The Dark Tower - Stephen King [119]
A pause. The reels spun. All four of them could sense Brautigan thinking hard.
“No, that’s not quite right,” he said at last. “What morks don’t like is to be caught in an emotionally vulnerable state. Angry, happy, in tears or fits of hysterical laughter, anything like that. It would be like you fellows going into a dangerous situation without your guns.
“For a long time, I was alone here. I was a mork who cared, whether I liked it or not. Then there was Sheemie, brave enough to accept comfort if comfort was offered. And Dink, who was willing to reach out. Most morks are selfish introverts masquerading as rugged individualists—they want the world to see them as Dan’l Boone types—and the Algul staff loves it, believe me. No community is easier to govern than one that rejects the very concept of community. Do you see why I was attracted to Sheemie and Dinky, and how lucky I was to find them?”
Susannah’s hand crept into Eddie’s. He took it and squeezed it gently.
“Sheemie was afraid of the dark,” Ted continued. “The low men—I call em all low men, although there are humes and taheen at work here as well as can-toi—have a dozen sophisticated tests for psychic potential, but they couldn’t seem to realize that they had caught a halfwit who was simply afraid of the dark. Their bad luck.
“Dinky understood the problem right away, and solved it by telling Sheemie stories. The first ones were fairy-tales, and one of them was ‘Hansel and Gretel.’ Sheemie was fascinated by the idea of a candy house, and kept asking Dinky for more details. So, you see, it was Dinky who actually thought of the chocolate chairs with the marshmallow seats, the gumdrop arch, and the candy-cane banister. For a little while there was a second floor; it had the beds of the Three Bears in it. But Sheemie never cared much for that story, and when it slipped his mind, the upstairs of Casa Gingerbread…” Ted Brautigan chuckled. “Well, I suppose you could say it biodegraded.

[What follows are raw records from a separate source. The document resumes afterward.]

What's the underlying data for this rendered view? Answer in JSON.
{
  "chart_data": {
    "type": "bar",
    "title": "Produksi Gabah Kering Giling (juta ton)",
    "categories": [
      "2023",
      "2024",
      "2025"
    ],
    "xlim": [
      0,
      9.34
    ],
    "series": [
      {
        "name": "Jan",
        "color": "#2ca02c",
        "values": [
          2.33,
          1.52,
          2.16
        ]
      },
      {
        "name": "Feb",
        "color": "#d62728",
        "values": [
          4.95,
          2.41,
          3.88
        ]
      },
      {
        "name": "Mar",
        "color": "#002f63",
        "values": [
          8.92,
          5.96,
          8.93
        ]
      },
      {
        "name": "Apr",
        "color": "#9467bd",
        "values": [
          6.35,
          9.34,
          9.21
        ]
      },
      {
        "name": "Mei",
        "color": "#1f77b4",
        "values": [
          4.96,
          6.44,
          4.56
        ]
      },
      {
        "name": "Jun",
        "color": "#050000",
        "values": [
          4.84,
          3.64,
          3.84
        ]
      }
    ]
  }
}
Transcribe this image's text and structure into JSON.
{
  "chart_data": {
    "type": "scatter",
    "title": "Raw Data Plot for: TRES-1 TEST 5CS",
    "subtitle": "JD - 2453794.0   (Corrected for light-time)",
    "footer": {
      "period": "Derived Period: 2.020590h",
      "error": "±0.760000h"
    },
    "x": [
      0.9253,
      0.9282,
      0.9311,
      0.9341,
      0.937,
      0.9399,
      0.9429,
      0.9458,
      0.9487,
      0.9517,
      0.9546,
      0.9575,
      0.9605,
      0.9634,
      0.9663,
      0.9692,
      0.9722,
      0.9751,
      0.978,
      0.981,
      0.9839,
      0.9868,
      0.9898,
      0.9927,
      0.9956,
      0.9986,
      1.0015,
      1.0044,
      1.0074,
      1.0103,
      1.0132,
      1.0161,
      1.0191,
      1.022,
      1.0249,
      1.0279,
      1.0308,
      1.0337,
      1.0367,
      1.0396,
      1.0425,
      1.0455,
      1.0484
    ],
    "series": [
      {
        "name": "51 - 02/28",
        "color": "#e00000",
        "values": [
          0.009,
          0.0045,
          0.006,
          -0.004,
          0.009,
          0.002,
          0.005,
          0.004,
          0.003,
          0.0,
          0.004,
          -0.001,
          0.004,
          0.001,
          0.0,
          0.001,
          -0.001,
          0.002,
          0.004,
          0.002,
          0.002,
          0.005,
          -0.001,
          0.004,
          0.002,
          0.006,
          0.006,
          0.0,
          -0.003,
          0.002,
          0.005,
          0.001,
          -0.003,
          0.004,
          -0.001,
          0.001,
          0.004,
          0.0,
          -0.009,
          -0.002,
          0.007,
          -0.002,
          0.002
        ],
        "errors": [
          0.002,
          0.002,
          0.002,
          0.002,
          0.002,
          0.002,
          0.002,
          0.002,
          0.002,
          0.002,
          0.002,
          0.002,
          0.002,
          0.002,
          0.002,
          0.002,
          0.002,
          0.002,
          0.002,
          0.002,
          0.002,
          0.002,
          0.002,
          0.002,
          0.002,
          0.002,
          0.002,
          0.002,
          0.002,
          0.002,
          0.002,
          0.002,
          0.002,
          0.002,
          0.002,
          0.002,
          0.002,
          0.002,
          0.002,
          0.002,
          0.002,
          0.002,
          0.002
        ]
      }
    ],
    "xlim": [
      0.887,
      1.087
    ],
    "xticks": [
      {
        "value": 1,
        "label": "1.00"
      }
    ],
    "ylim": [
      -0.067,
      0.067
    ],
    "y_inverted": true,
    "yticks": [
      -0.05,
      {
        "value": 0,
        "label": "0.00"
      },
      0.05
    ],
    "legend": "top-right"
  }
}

“In any case, I believe that this place I’m in is actually a fistula in time, or…” Another pause. A sigh. Then: “Look, there are a billion universes comprising a billion realities. That’s something I’ve come to realize since being hauled back from what the ki’-dam insists on calling ‘my little vacation in Connecticut.’ Smarmy son of a bitch!”
Real hate in Brautigan’s voice, Roland thought, and that was good. Hate was good. It was useful.
“Those realities are like a hall of mirrors, only no two reflections are exactly the same. I may come back to that image eventually, but not yet. What I want you to understand for now—or simply accept—is that reality is organic, reality is alive. It’s something like a muscle. What Sheemie does is poke a hole in that muscle with a mental hypo. He only has a needle like this because he’s special—”
“Because he’s a mork,” Eddie murmured.
“Hush!” Susannah said.
“—using it,” Brautigan went on.
(Roland considered rewinding in order to pick up the missing words and decided they didn’t matter.)
“It’s a place outside of time, outside of reality. I know you understand a little bit about the function of the Dark Tower; you understand its unifying purpose. Well, think of Gingerbread House as a balcony on the Tower: when we come here, we’re outside the Tower but still attached to the Tower. It’s a real place—real enough so I’ve come back from it with candy-stains on my hands and clothes—but it’s a place only Sheemie Ruiz can access. And once we’re there, it’s whatever he wants it to be. One wonders, Roland, if you or your friends had any inkling of what Sheemie truly was and what he could do when you met him in Mejis.”
At this, Roland reached out and pushed the STOP button on the tape recorder. “We knew he was…odd,” he told the others.